MATHIAS CORMANN: The short answer to that last question is yes of course. We are committed to the ten year plan. What I would correct there though, we were able to legislate 100 per cent of the company tax cuts that we promised for this current term of Parliament. What we have legislated a few weeks ago and through the Senate was the first three years of a ten year plan. That is from 2016/17, 2017/18 to 2018/19. We are absolutely committed to legislating the remainder of the plan, but we have already legislated 100 per cent of what we promised to deliver in terms of company tax cuts in this term of Parliament.
HELEN DALY: Mathias Cormann on the Sydney airport issue, the Government has announced it is going to go ahead and build it, when I guess perhaps normally a Coalition Government would support private sector building this. The private sector in this first instance any way has said no thanks. Tenders will open soon as we understand it for the construction and is the idea for the Government to build it, maybe operate it for a while and then sell it off?

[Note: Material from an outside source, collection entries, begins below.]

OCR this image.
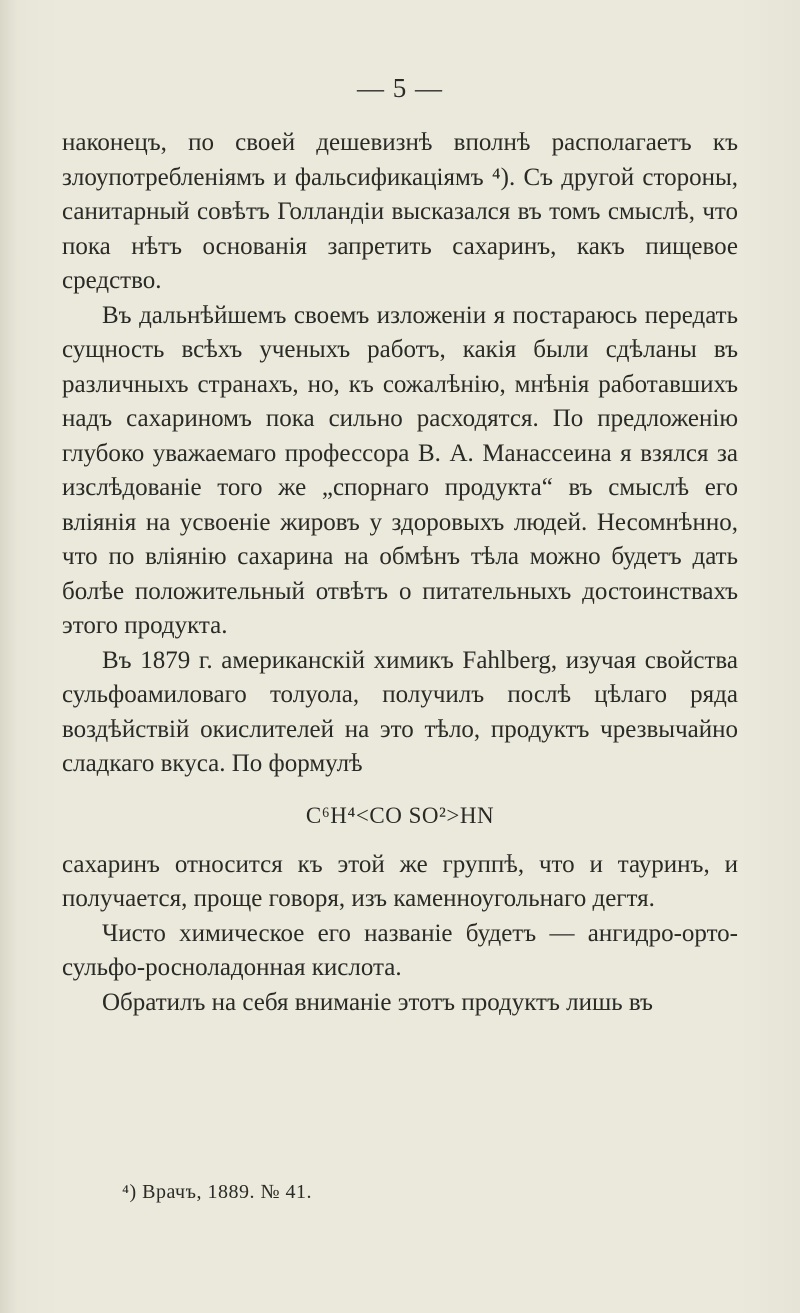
— 5 —

наконецъ, по своей дешевизнѣ вполнѣ располагаетъ къ злоупотребленіямъ и фальсификаціямъ ⁴). Съ другой стороны, санитарный совѣтъ Голландіи высказался въ томъ смыслѣ, что пока нѣтъ основанія запретить сахаринъ, какъ пищевое средство.

Въ дальнѣйшемъ своемъ изложеніи я постараюсь передать сущность всѣхъ ученыхъ работъ, какія были сдѣланы въ различныхъ странахъ, но, къ сожалѣнію, мнѣнія работавшихъ надъ сахариномъ пока сильно расходятся. По предложенію глубоко уважаемаго профессора В. А. Манассеина я взялся за изслѣдованіе того же „спорнаго продукта“ въ смыслѣ его вліянія на усвоеніе жировъ у здоровыхъ людей. Несомнѣнно, что по вліянію сахарина на обмѣнъ тѣла можно будетъ дать болѣе положительный отвѣтъ о питательныхъ достоинствахъ этого продукта.

Въ 1879 г. американскій химикъ Fahlberg, изучая свойства сульфоамиловаго толуола, получилъ послѣ цѣлаго ряда воздѣйствій окислителей на это тѣло, продуктъ чрезвычайно сладкаго вкуса. По формулѣ

C⁶H⁴<CO SO²>HN

сахаринъ относится къ этой же группѣ, что и тауринъ, и получается, проще говоря, изъ каменноугольнаго дегтя.

Чисто химическое его названіе будетъ — ангидро-орто-сульфо-росноладонная кислота.

Обратилъ на себя вниманіе этотъ продуктъ лишь въ

⁴) Врачъ, 1889. № 41.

MATHIAS CORMANN: Eventually we would want to sell it as we have sold previous airports. This is a big and complex project. We can understand that somebody looking at this from a purely commercial point of view, in terms of investors looking for a bit of a shorter term return, that was not necessarily going to work for them. From the Government’s point of view, we have got broader considerations. There is an economic development element in Western Sydney. It is an airport that is needed. It is an airport that will provide important competition in that market. But it also will deliver significant jobs and significant additional economic dividends to the broader region, New South Wales and the country. Over time, eventually after it has been built, after it is in operation, we do believe that this is an asset that will be able to be sold and that is certainly the intention.
HELEN DALY: Alright, in the beginning will it be funded through a special Government owned corporation, I guess a bit like the NBN? And will it be debt funded in the beginning? The so called good debt that the Treasurer speaks of?
MATHIAS CORMANN: All of these details will be in the Budget next week. I will leave it to the Treasurer to announce all of those details.
HELEN DALY: But it will mark I guess will it the really very big commitment by your Government to infrastructure and infrastructure spending?
MATHIAS CORMANN: Yes. Nobody should be surprised by this. We have been working on this for some time. We have had very firm commitments that we wanted to see the Western Sydney Airport built. There were some requirements under the terms of the Kingsford Smith Sydney Airport sale that needed to be complied with. There was a right of first refusal. There was a notice of intention period, that came to an end earlier this week, when we received the notification that the owners of Sydney Airport were not going to take advantage of their right of first refusal. We are now proceeding as a Government with developing this project. The detail will be in the Budget.
HELEN DALY: Alright Minister Mathias Cormann, thank you so much for joining us. Appreciate it in this lead up period to the Federal Budget.
MATHIAS CORMANN: Always good to talk to you.